What’s intriguing about Silitoe’s story is Colin has a genuine gift for running. Richardson shoots the sequences of Colin running through the country (granted special permission to go unattended by the Governor) with a lyrical freedom. It’s as if, while running, Colin can put the world aside for a moment, to focus on his own independence. Silitoe gives Colin the means to move up in the world – but to do so he has to fall in with the desires of his “betters”. Therein lies the film’s conundrum.

It helps a great deal that Michael Redgrave is terrific as the Governor – the very picture of hypocritical and self-serving authoritarianism, interested in the boys only so far as they can serve his ends. The slightest misdemeanour and punishment is absolute – with the boy banished back to the bottom rung of the borstal, and ignored by the Governor. 

Richardson shoots the borstal as a confining series of small spaces, a real contrast to the broad, open spaces Colin runs through.
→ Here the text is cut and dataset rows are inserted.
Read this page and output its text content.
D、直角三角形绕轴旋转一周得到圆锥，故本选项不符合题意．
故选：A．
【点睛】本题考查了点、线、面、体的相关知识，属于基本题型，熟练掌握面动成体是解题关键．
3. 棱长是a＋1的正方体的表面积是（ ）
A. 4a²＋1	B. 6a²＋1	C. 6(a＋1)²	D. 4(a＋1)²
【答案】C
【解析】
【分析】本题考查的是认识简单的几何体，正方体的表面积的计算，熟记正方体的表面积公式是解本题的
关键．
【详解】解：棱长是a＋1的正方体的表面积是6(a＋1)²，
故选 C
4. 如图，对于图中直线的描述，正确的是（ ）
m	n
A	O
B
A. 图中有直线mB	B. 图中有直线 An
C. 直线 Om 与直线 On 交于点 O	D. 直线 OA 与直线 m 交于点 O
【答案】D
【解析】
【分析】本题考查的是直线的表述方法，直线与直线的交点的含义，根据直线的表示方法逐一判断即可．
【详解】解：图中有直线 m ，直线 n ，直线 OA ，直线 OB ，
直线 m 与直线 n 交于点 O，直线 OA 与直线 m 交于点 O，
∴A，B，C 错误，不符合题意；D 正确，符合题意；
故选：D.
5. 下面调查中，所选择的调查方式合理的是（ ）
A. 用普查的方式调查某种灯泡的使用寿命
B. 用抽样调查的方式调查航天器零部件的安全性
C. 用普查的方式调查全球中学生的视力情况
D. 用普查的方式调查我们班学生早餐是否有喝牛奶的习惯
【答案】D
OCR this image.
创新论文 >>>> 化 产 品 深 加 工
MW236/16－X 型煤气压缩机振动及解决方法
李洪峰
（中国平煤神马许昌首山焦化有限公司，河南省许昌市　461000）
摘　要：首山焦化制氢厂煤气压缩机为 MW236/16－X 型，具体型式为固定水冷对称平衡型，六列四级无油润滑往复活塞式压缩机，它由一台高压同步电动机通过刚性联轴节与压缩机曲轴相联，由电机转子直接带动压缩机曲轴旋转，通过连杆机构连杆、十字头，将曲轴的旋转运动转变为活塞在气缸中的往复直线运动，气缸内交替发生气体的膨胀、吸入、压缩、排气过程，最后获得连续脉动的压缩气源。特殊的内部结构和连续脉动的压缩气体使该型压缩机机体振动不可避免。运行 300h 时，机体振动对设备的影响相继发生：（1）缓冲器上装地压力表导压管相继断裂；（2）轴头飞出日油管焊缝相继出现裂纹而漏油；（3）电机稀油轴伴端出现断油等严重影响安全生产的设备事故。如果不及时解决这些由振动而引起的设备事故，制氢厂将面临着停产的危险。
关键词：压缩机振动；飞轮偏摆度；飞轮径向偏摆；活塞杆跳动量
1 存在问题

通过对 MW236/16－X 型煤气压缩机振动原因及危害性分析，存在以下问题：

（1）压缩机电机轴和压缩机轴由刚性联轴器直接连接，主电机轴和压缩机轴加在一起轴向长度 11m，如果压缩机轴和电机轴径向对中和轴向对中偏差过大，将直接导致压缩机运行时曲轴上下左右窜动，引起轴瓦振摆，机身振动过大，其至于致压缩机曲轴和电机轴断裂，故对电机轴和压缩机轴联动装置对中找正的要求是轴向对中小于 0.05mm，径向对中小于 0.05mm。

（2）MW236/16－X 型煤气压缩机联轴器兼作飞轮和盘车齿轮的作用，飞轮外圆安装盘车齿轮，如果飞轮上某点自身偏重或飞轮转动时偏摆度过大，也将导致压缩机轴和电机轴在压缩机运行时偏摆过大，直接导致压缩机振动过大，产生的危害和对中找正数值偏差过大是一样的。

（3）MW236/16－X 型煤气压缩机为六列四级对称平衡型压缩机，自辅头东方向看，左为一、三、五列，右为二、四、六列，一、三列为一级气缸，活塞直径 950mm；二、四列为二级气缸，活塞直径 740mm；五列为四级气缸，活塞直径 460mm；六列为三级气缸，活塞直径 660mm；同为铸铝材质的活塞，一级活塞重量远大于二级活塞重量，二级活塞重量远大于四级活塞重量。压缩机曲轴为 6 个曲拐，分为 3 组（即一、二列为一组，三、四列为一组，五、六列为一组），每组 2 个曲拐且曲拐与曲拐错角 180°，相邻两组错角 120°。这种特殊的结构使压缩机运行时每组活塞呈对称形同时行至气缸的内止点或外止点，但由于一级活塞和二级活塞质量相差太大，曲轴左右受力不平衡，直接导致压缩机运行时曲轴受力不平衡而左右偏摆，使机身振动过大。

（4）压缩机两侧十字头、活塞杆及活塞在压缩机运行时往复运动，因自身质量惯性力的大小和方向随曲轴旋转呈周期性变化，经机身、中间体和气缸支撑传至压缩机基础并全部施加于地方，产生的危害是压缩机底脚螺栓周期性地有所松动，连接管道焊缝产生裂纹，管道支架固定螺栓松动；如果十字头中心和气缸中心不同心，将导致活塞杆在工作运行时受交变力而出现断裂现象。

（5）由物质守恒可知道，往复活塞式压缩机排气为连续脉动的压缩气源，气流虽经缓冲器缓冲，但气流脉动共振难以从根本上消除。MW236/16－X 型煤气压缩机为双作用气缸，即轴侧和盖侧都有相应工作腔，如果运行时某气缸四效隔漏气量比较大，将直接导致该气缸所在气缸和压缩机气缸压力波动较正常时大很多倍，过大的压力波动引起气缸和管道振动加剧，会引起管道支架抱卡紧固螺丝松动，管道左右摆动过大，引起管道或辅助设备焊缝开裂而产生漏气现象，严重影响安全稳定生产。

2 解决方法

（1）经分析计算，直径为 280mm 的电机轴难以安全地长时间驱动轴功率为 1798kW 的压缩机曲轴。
The flashback scenes that showcase Colin’s life of petty crime are shot with an intense realism, on-location in Nottingham streets. These scenes are perhaps slightly less engaging and interesting than those at the borstal: their content is pretty similar to other kitchen-sink dramas, and they seem more predictable (for all their engaging direction and acting) than other parts of the film.

The real success of the film is largely due to Tom Courtenay, making his film debut. It would be easy to be annoyed by Colin, an inarticulate and chippy lad who hates the system without actually being engaged enough to understand why. But Courtenay brings the part a tenderness and surly vulnerability, and for all his childish rebellion, his barely expressed feelings of grief and anger at his father’s death strike a real chord. Given a sum of money in compensation, largely frittered away by his mother (Avis Bunnage also excellent) on her fancy man, Colin symbolically burns part of it, then spends the rest taking himself, a friend and two girls to Skegness. Colin’s relationship with Audrey is sweetly, and gently organically grown – and Courtenay brings a real vulnerability to a confession of his own virginity.

Courtenay makes Colin’s principles and issues understandable to us – and relatable – even though it’s tempting to encourage him to play along with the Governor, win the race and seize and opportunity to better himself from that. But what Courtenay makes clear, is that doing that would be a sacrifice Colin’s own sense of self – and that would be a defeat.

The Loneliness of the Long Distance Runner is a terrific kitchen-sink drama, built around an empathetic lead performance, that gives you plenty to think about. It’s shot with a poetic beauty by Richardson and photographer Walter Lassally. Finally, some credit must go to the casting director – not only Courtenay, but James Bolam and (uncredited) John Thaw and James Fox fill out the cast in prominent roles. Keep an eye on those guys: they might have futures ahead of them y’know.